Ellen F. Paine played a major role in guiding the new Eastern Maine General Hospital through its growing pains around the turn of the 20th century. Then, a century ago today, she opened her own hospital, the Paine Private Hospital. Forty years later, it became St. Joseph Hospital.
Paine was a pioneer in the formation of what became Bangor’s two hospitals, yet few people have ever heard of her. Unlike her contemporary, Bangor school superintendent Mary Snow, reputedly the first female school superintendent in Maine, no building memorializes her.
Paine was hired as the superintendent of what was then known as Bangor General Hospital in 1893. She replaced the first superintendent, who held the job only a few months. Within a few years the institution had been renamed Eastern Maine General Hospital, reflecting the fact it had become an important regional institution almost overnight.
Set up in an old stone house on State Street overlooking the Penobscot River, conditions were primitive. When one of the surgeons forgot his bone saw to perform an amputation, he sent out for a replacement found hanging from the wall of the patient’s woodshed. Gas lamps lighted the operating rooms until 1895, when electricity was instituted.
Money was scarce. Medicare, Medicaid and subsidized health insurance were things of the future. Hospital Sunday was established to collect donations at churches. Towns and churches could buy “free beds” for their needy. Such anecdotes about the early days at what became Eastern Maine Medical Center can be found in histories written by Dr. P. Maynard Beach and Ann Trainor.
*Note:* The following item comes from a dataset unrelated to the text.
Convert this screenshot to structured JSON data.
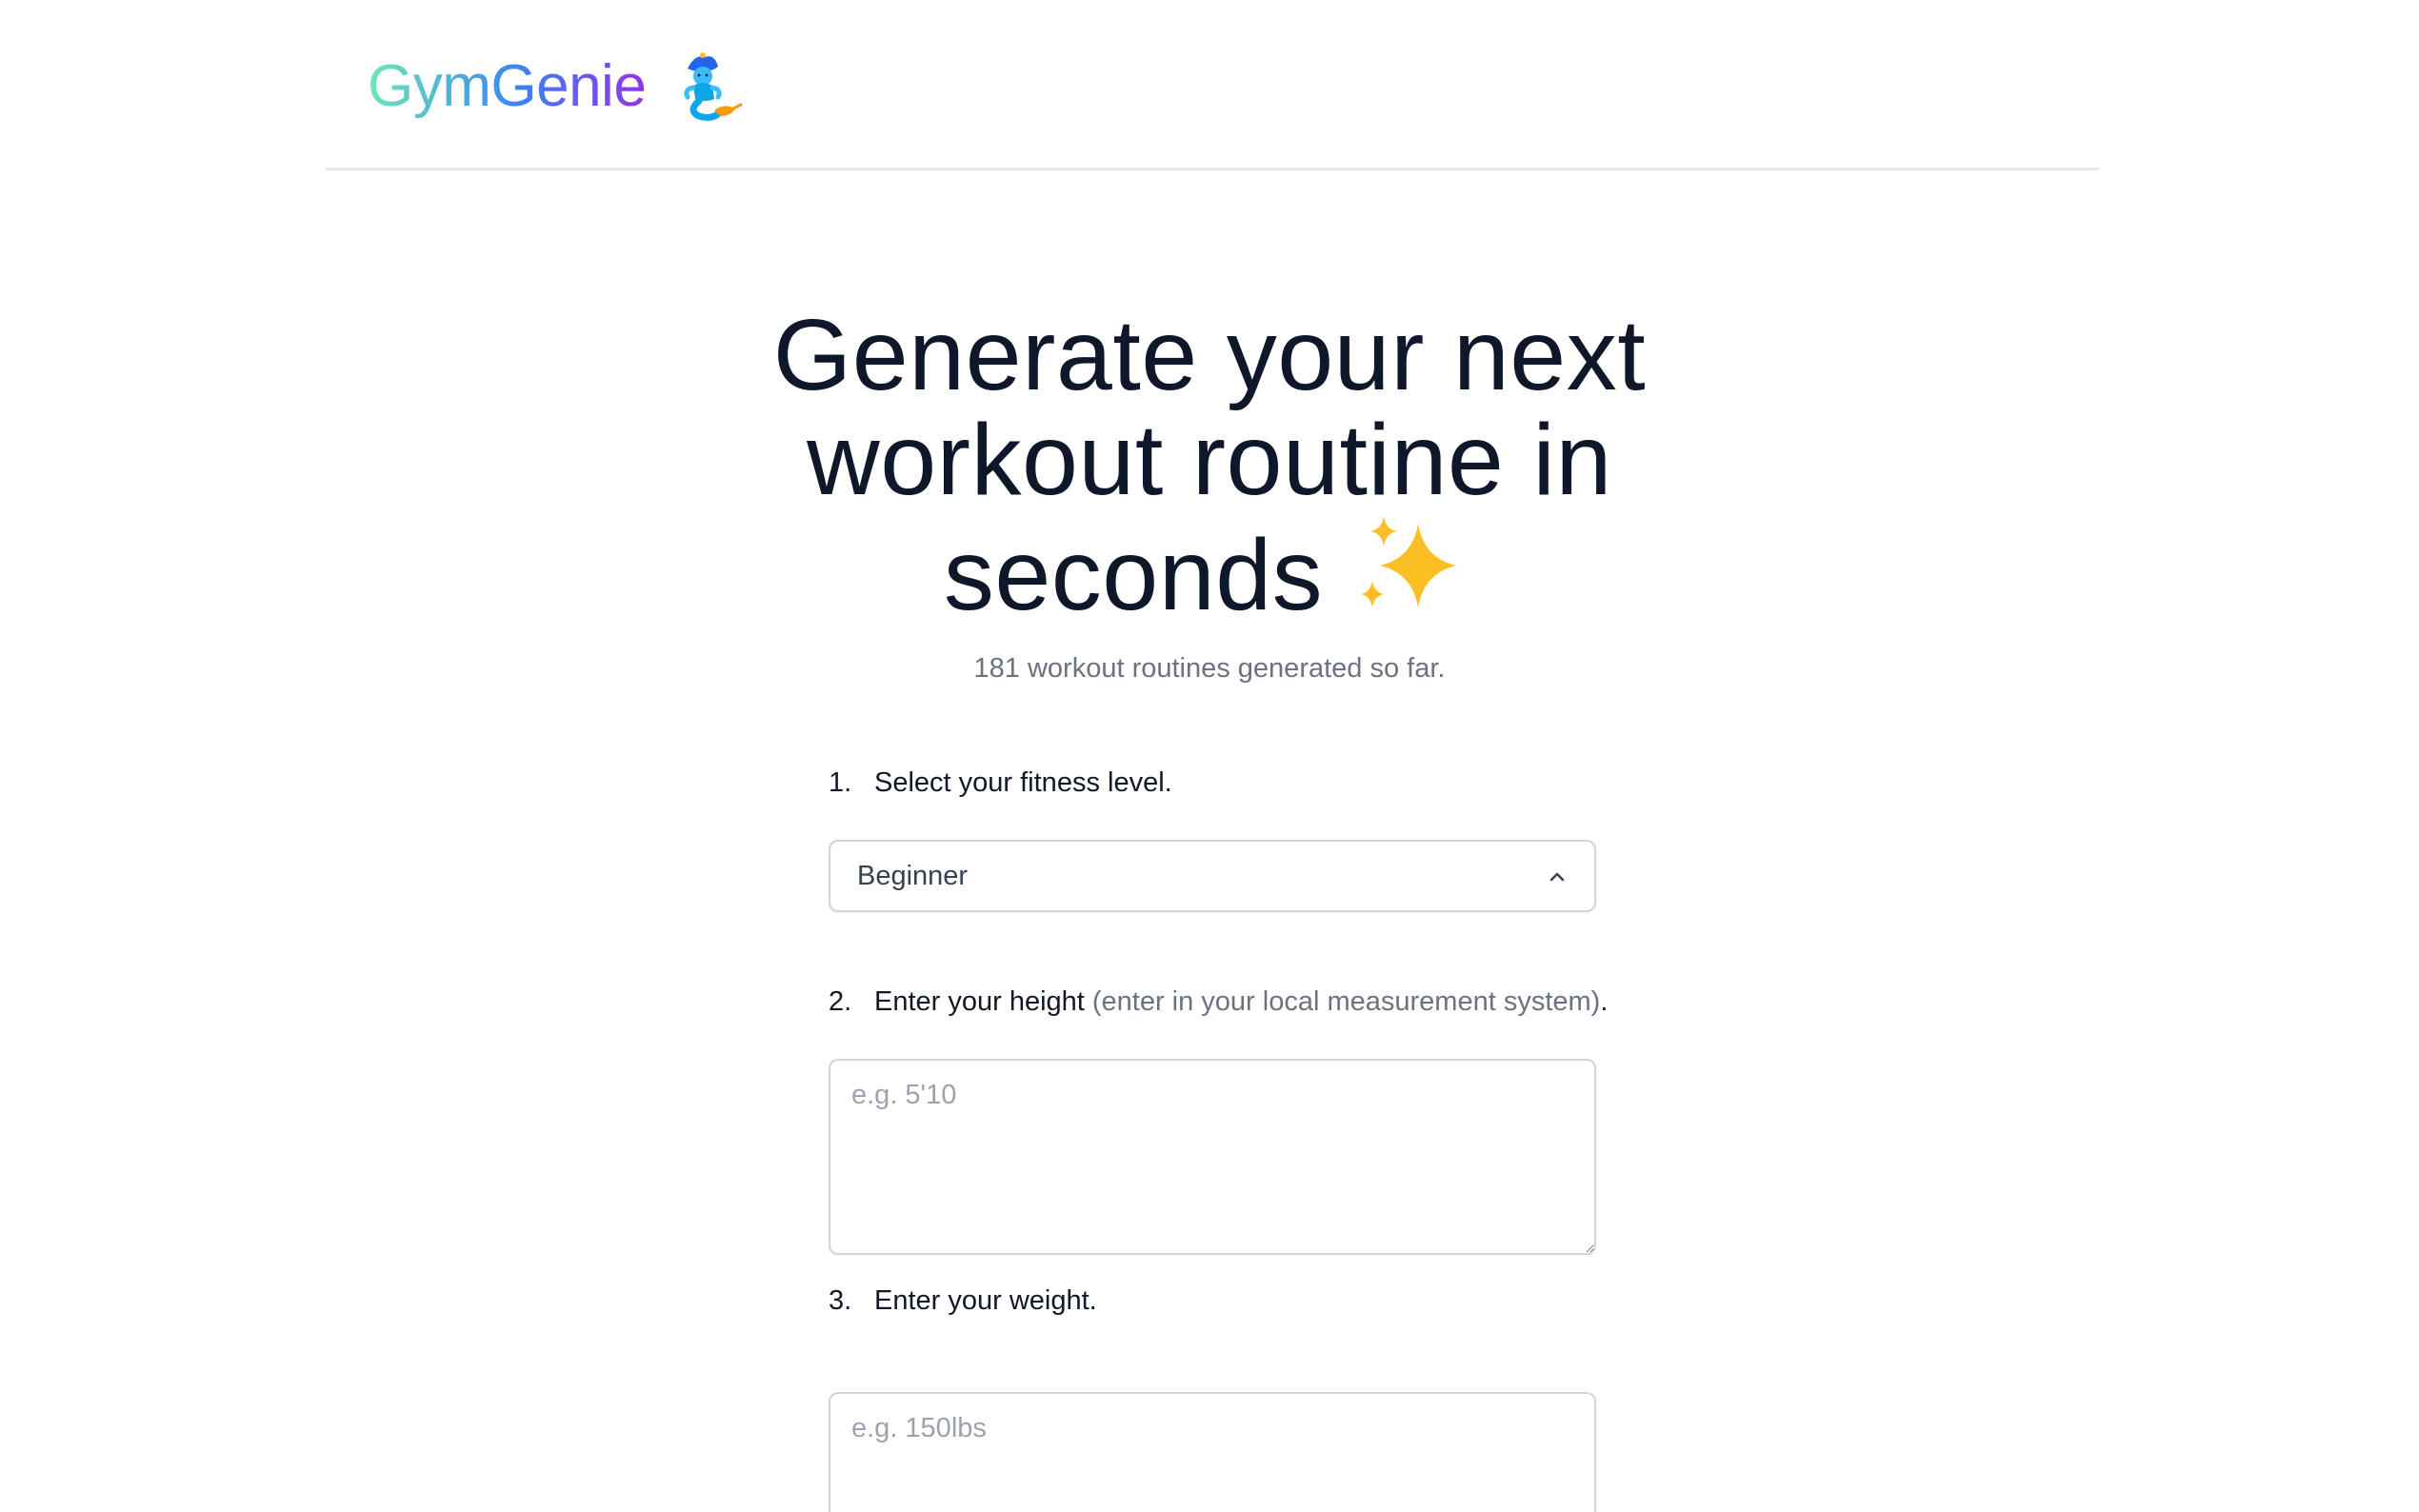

Ellen Paine was a graduate of Massachusetts General Hospital’s nursing program. She managed Eastern Maine General Hospital’s finances. Under her administration, the first ward building opened in 1899 and planning for a children’s ward was launched. She helped guide the hospital through medical crises, including a typhoid epidemic when surplus patients slept in offices and linen closets. She trained and supervised nurses. She played an important public relations role at a time when some influential people opposed the hospital.
Then, with glowing testimonials, she resigned in 1906 to found her own hospital, an unusual undertaking for a woman then or now. One can find her motives by reading between the lines of her final report. After expressing her indebtedness to the doctors and other gentlemen who ran her work life, she wrote, “In my efforts to carry out their plans, and their rules made for my guidance, I have frequently been obliged to consult them and on all such occasions I have received generous and considerate treatment at their hands.” From now on the plans and the rules would be hers – and so would the hospital. She had declared independence.
“The early 20th century was the era of private hospitals, the forerunners of contemporary nursing homes, but which also replaced home delivery in maternity care,” according to Deborah Thompson in her history of Bangor architecture. Several were founded in some of the city’s oldest buildings after Paine started hers in a brand-new structure. By 1930, the Bangor city directory listed 10 of these small hospitals.
“MISS PAINE’S PRIVATE HOSPITAL NEARLY READY,” proclaimed a headline in the Bangor Daily News on Sept. 28, 1907. Designed by one of Bangor’s most important architects, Wilfred E. Mansur, the large building was situated on Center Street “on the lot just below the new Longfellow School.” A firehouse was across the road at the corner of Center and Montgomery.
The first floor contained an office, a reception hall, a big dining room and kitchen and four rooms for patients. The second floor contained more patient rooms, an operating room with windows that stretched from the floor to the ceiling on two sides for extra light, and an “etherizing room.” The third floor was for the use of nurses and servants. Doctors had rooms in the cellar.
Short stories in Bangor’s two daily newspapers covered the opening of the hospital on Nov. 5. Fifteen patients could be cared for. The rooms were large and attractively furnished and a number had private baths. The hospital was nonsectarian. All doctors were welcome. Patients would be received day or night. But this hospital was not for everybody. “It is a private institution and has no free beds,” said the Bangor Daily News.
Thirteen years later, on Sept. 4, 1920, Ellen Paine died at her hospital after a lengthy illness. Her obituary in the Bangor Daily News stated that she had been the sole owner and the person in charge of the hospital. Bangor had lost “a business woman of real value to the city.”
Another female entrepreneur, Carol Strauss, bought the hospital from Paine’s heirs and expanded it. In 1947, the Felician Sisters bought the hospital from Strauss, renaming it St. Joseph. The original building eventually was razed to make room for a more modern facility including more parking spaces. This year, the Felician Sisters are celebrating their 60th anniversary at the site.
Some years before, an anonymous Bangor Daily News reporter wrote that Paine had “fought a man’s battle in what was almost entirely a man’s world at that time.” Her life had consisted of “inspiring but unheralded deeds.” Speaking of both Paine and Strauss, the reporter wrote on March 5, 1938, “Some day it is hoped there will be greater awards of honor to women like Miss Strauss and her predecessor, Ellen Paine.”